“Love does not discriminate, Neither should our laws” ~ Sir Ivan
Report is insightful but it sounds an alarm
As a gay person, the feel-good halo effect of the positive outcome in the marriage referendum is wonderful and empowering. The knowledge that most of the electorate was on the side of LGBT equality became simultaneously a weight off our shoulders, and a comfort blanket. LGBT people speak of increased visibility around the country, of seeing more gay couples holding hands, of benefiting from the open conversations that were had at kitchen tables, of feeling bolstered by the solidarity straight people offered to their LGBT family members, friends, co-workers, team-mates, and people they didn’t even know.
The march of social change can very often be staccato, two steps forward and one step back. This week, with the release of the LGBTIreland Report, a national study of the mental health and wellbeing of lesbian, gay, bisexual, transgender and intersex people in Ireland, the halo effect was dimmed with the findings of how LGBTI youth suffer in our country. LGBTI young people have twice the level of self-harm, three times the level of attempted suicide, and four times the level of severe or extremely severe stress, anxiety and depression of a comparative group of young people.
There have been other reports over the years on the mental health of LGBT adults and young people, and they all make for tough reading, but in the context of such a huge step towards a more tolerant and accepting society, this one felt even more urgent.
We need reminding that opening the institution of marriage to same sex couples is just one aspect of creating a better society for LGBT people, that we’re still in the process of undoing centuries of discrimination.
What’s also important to remember is that LGBTI young people are not a homogeneous group. The experiences of young people across a spectrum of gender and sexuality can be very different. The services offered by one of the commissioners of the report, BeLonGTo, cover an equally complex group of people. Whereas many youth services can often be drawing from a fairly homogeneous demographic, be that geographical or socio-economic, an organisation such as BeLonGTo deals with a vast array of backgrounds, experiences, and a complex intersectionality that colours the lives of LGBTI young people.

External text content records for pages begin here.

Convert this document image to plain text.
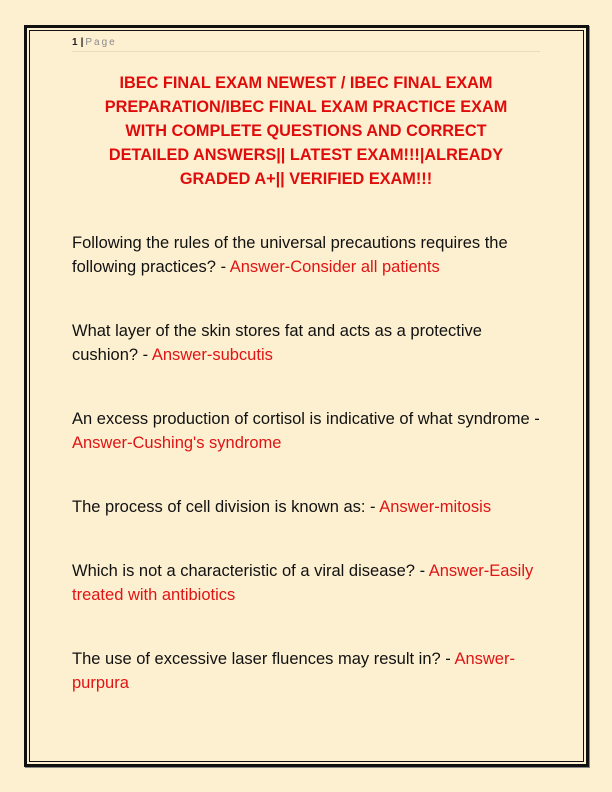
1 | Page
IBEC FINAL EXAM NEWEST / IBEC FINAL EXAM
PREPARATION/IBEC FINAL EXAM PRACTICE EXAM
WITH COMPLETE QUESTIONS AND CORRECT
DETAILED ANSWERS|| LATEST EXAM!!!|ALREADY
GRADED A+|| VERIFIED EXAM!!!
Following the rules of the universal precautions requires the following practices? - Answer-Consider all patients
What layer of the skin stores fat and acts as a protective cushion? - Answer-subcutis
An excess production of cortisol is indicative of what syndrome - Answer-Cushing's syndrome
The process of cell division is known as: - Answer-mitosis
Which is not a characteristic of a viral disease? - Answer-Easily treated with antibiotics
The use of excessive laser fluences may result in? - Answer-purpura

The report found that 20 per cent of LGBTI students felt they belonged completely in their school. Half of LGBTI students personally experienced anti-LGBTI bullying. Some 67 per cent witnessed bullying of other LGBTI students in their school, something that reinforces an atmosphere of discrimination even if it isn’t directly experienced by a young person. One in four missed or skipped school to avoid negative treatment due to being LGBTI. One in four considered leaving school early, and approximately one in 20 quit school. The report also showed that there has not been a significant reduction in day-to-day victimisation and harassment of LGBTI people since the Supporting LGBT Lives study in 2009.
Three quarters of those surveyed have been verbally abused due to being LGBTI, 30% in the last year.

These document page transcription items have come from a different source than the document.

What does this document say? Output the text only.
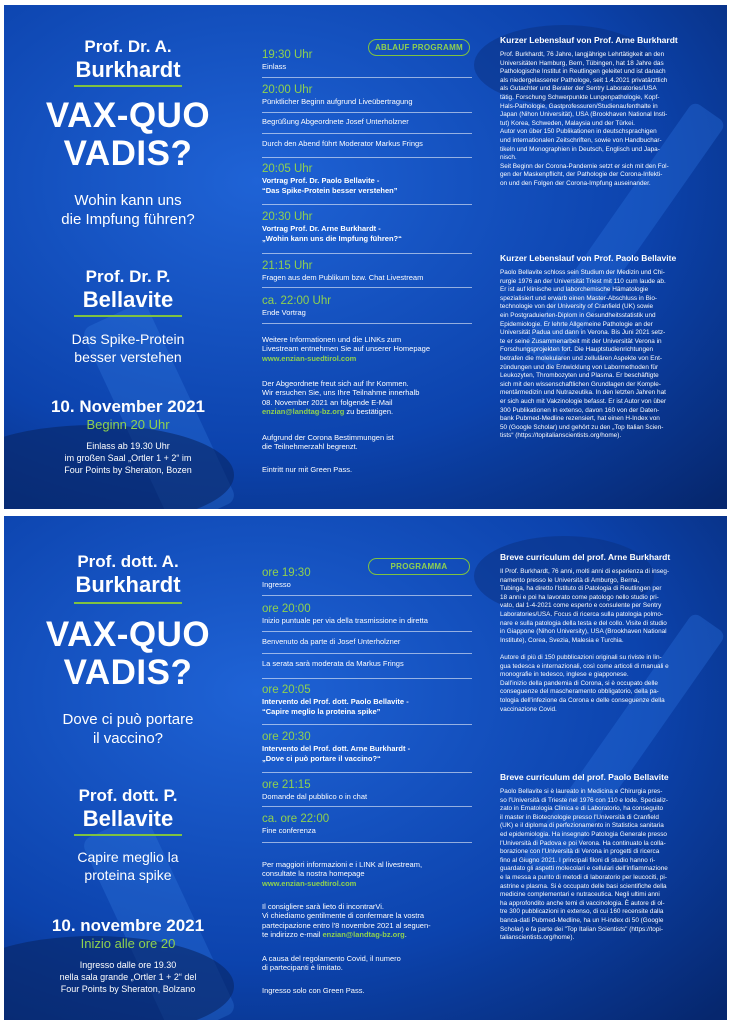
Prof. Dr. A.
Burkhardt
VAX-QUO
VADIS?
Wohin kann uns
die Impfung führen?
Prof. Dr. P.
Bellavite
Das Spike-Protein
besser verstehen
10. November 2021
Beginn 20 Uhr
Einlass ab 19.30 Uhr
im großen Saal „Ortler 1 + 2“ im
Four Points by Sheraton, Bozen
ABLAUF PROGRAMM
19:30 Uhr
Einlass
20:00 Uhr
Pünktlicher Beginn aufgrund Liveübertragung
Begrüßung Abgeordnete Josef Unterholzner
Durch den Abend führt Moderator Markus Frings
20:05 Uhr
Vortrag Prof. Dr. Paolo Bellavite -
“Das Spike-Protein besser verstehen”
20:30 Uhr
Vortrag Prof. Dr. Arne Burkhardt -
„Wohin kann uns die Impfung führen?“
21:15 Uhr
Fragen aus dem Publikum bzw. Chat Livestream
ca. 22:00 Uhr
Ende Vortrag
Weitere Informationen und die LINKs zum
Livestream entnehmen Sie auf unserer Homepage
www.enzian-suedtirol.com
Der Abgeordnete freut sich auf Ihr Kommen.
Wir ersuchen Sie, uns Ihre Teilnahme innerhalb
08. November 2021 an folgende E-Mail
enzian@landtag-bz.org zu bestätigen.
Aufgrund der Corona Bestimmungen ist
die Teilnehmerzahl begrenzt.
Eintritt nur mit Green Pass.
Kurzer Lebenslauf von Prof. Arne Burkhardt
Prof. Burkhardt, 76 Jahre, langjährige Lehrtätigkeit an den
Universitäten Hamburg, Bern, Tübingen, hat 18 Jahre das
Pathologische Institut in Reutlingen geleitet und ist danach
als niedergelassener Pathologe, seit 1.4.2021 privatärztlich
als Gutachter und Berater der Sentry Laboratories/USA
tätig. Forschung Schwerpunkte Lungenpathologie, Kopf-
Hals-Pathologie, Gastprofessuren/Studienaufenthalte in
Japan (Nihon Universität), USA (Brookhaven National Insti-
tut) Korea, Schweden, Malaysia und der Türkei.
Autor von über 150 Publikationen in deutschsprachigen
und internationalen Zeitschriften, sowie von Handbuchar-
tikeln und Monographien in Deutsch, Englisch und Japa-
nisch.
Seit Beginn der Corona-Pandemie setzt er sich mit den Fol-
gen der Maskenpflicht, der Pathologie der Corona-Infekti-
on und den Folgen der Corona-Impfung auseinander.
Kurzer Lebenslauf von Prof. Paolo Bellavite
Paolo Bellavite schloss sein Studium der Medizin und Chi-
rurgie 1976 an der Universität Triest mit 110 cum laude ab.
Er ist auf klinische und laborchemische Hämatologie
spezialisiert und erwarb einen Master-Abschluss in Bio-
technologie von der University of Cranfield (UK) sowie
ein Postgraduierten-Diplom in Gesundheitsstatistik und
Epidemiologie. Er lehrte Allgemeine Pathologie an der
Universität Padua und dann in Verona. Bis Juni 2021 setz-
te er seine Zusammenarbeit mit der Universität Verona in
Forschungsprojekten fort. Die Hauptstudienrichtungen
betrafen die molekularen und zellulären Aspekte von Ent-
zündungen und die Entwicklung von Labormethoden für
Leukozyten, Thrombozyten und Plasma. Er beschäftigte
sich mit den wissenschaftlichen Grundlagen der Komple-
mentärmedizin und Nutrazeutika. In den letzten Jahren hat
er sich auch mit Vakzinologie befasst. Er ist Autor von über
300 Publikationen in extenso, davon 160 von der Daten-
bank Pubmed-Medline rezensiert, hat einen H-Index von
50 (Google Scholar) und gehört zu den „Top Italian Scien-
tists“ (https://topitalianscientists.org/home).
Prof. dott. A.
Burkhardt
VAX-QUO
VADIS?
Dove ci può portare
il vaccino?
Prof. dott. P.
Bellavite
Capire meglio la
proteina spike
10. novembre 2021
Inizio alle ore 20
Ingresso dalle ore 19.30
nella sala grande „Ortler 1 + 2“ del
Four Points by Sheraton, Bolzano
PROGRAMMA
ore 19:30
Ingresso
ore 20:00
Inizio puntuale per via della trasmissione in diretta
Benvenuto da parte di Josef Unterholzner
La serata sarà moderata da Markus Frings
ore 20:05
Intervento del Prof. dott. Paolo Bellavite -
“Capire meglio la proteina spike”
ore 20:30
Intervento del Prof. dott. Arne Burkhardt -
„Dove ci può portare il vaccino?“
ore 21:15
Domande dal pubblico o in chat
ca. ore 22:00
Fine conferenza
Per maggiori informazioni e i LINK al livestream,
consultate la nostra homepage
www.enzian-suedtirol.com
Il consigliere sarà lieto di incontrarVi.
Vi chiediamo gentilmente di confermare la vostra
partecipazione entro l'8 novembre 2021 al seguen-
te indirizzo e-mail enzian@landtag-bz.org.
A causa del regolamento Covid, il numero
di partecipanti è limitato.
Ingresso solo con Green Pass.
Breve curriculum del prof. Arne Burkhardt
Il Prof. Burkhardt, 76 anni, molti anni di esperienza di inseg-
namento presso le Università di Amburgo, Berna,
Tubinga, ha diretto l'Istituto di Patologia di Reutlingen per
18 anni e poi ha lavorato come patologo nello studio pri-
vato, dal 1-4-2021 come esperto e consulente per Sentry
Laboratories/USA. Focus di ricerca sulla patologia polmo-
nare e sulla patologia della testa e del collo. Visite di studio
in Giappone (Nihon University), USA (Brookhaven National
Institute), Corea, Svezia, Malesia e Turchia.

Autore di più di 150 pubblicazioni originali su riviste in lin-
gua tedesca e internazionali, così come articoli di manuali e
monografie in tedesco, inglese e giapponese.
Dall'inizio della pandemia di Corona, si è occupato delle
conseguenze del mascheramento obbligatorio, della pa-
tologia dell'infezione da Corona e delle conseguenze della
vaccinazione Covid.
Breve curriculum del prof. Paolo Bellavite
Paolo Bellavite si è laureato in Medicina e Chirurgia pres-
so l'Università di Trieste nel 1976 con 110 e lode. Specializ-
zato in Ematologia Clinica e di Laboratorio, ha conseguito
il master in Biotecnologie presso l'Università di Cranfield
(UK) e il diploma di perfezionamento in Statistica sanitaria
ed epidemiologia. Ha insegnato Patologia Generale presso
l'Università di Padova e poi Verona. Ha continuato la colla-
borazione con l'Università di Verona in progetti di ricerca
fino al Giugno 2021. I principali filoni di studio hanno ri-
guardato gli aspetti molecolari e cellulari dell'infiammazione
e la messa a punto di metodi di laboratorio per leucociti, pi-
astrine e plasma. Si è occupato delle basi scientifiche della
medicine complementari e nutraceutica. Negli ultimi anni
ha approfondito anche temi di vaccinologia. È autore di ol-
tre 300 pubblicazioni in extenso, di cui 160 recensite dalla
banca-dati Pubmed-Medline, ha un H-index di 50 (Google
Scholar) e fa parte dei "Top Italian Scientists" (https://topi-
talianscientists.org/home).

While the outcome of the marriage referendum was a good one, the homophobia and anti-gay equality sentiment that LGBT people had to deal with during this period – across media, social media, referendum literature, and on the doorsteps while canvassing – was extraordinarily testing.
We owe a great debt to LGBT people for having the collective resilience to pull through that period, but as much as the positive reinforcement LGBT people received during 2015 will live on, so will the negative impacts.
It is incredibly difficult for young people to have peers or family members collaborate in homophobia that is still part of slang, a default code of bullying, or a general intolerant social atmosphere.
The Department of Education’s anti-bullying procedures for primary and post-primary schools stated in 2013: “The inclusion of LGBT posters on notice boards, discussions with parents about specific statements of welcome and respect for LGBT members of the school, community, teaching the Social, Personal, Health Education (SPHE) resource, Growing Up LGBT and participating in LGBT awareness events are just some of the ways in which a school can address homophobic and transphobic bullying.”
Schools need to be strict on bullying across the board, as well as teaching resilience to young people, arming them with the tools they need and will need to combat discrimination now and later in life.
Groups that specifically work with LGBTI young people, such as BelongTo, need to be supported and funded appropriately to continue the great work they are doing. It’s work that doesn’t just help young people, or offer sanctuary, but it’s also work that saves lives.
The LGBTIreland report is informative and insightful, but it sounds an alarm as well. If parents, families, schools, peer groups and communities don’t tackle homophobic and transphobic bullying, young LGBT people will continue to suffer, they will continue to self-harm, they will continue to contemplate or act on suicide, they will continue to have difficult childhoods and experience misery and exclusion.
It is our duty as a society that aspires to care for and protect all children, to stop young people being harassed for who they are.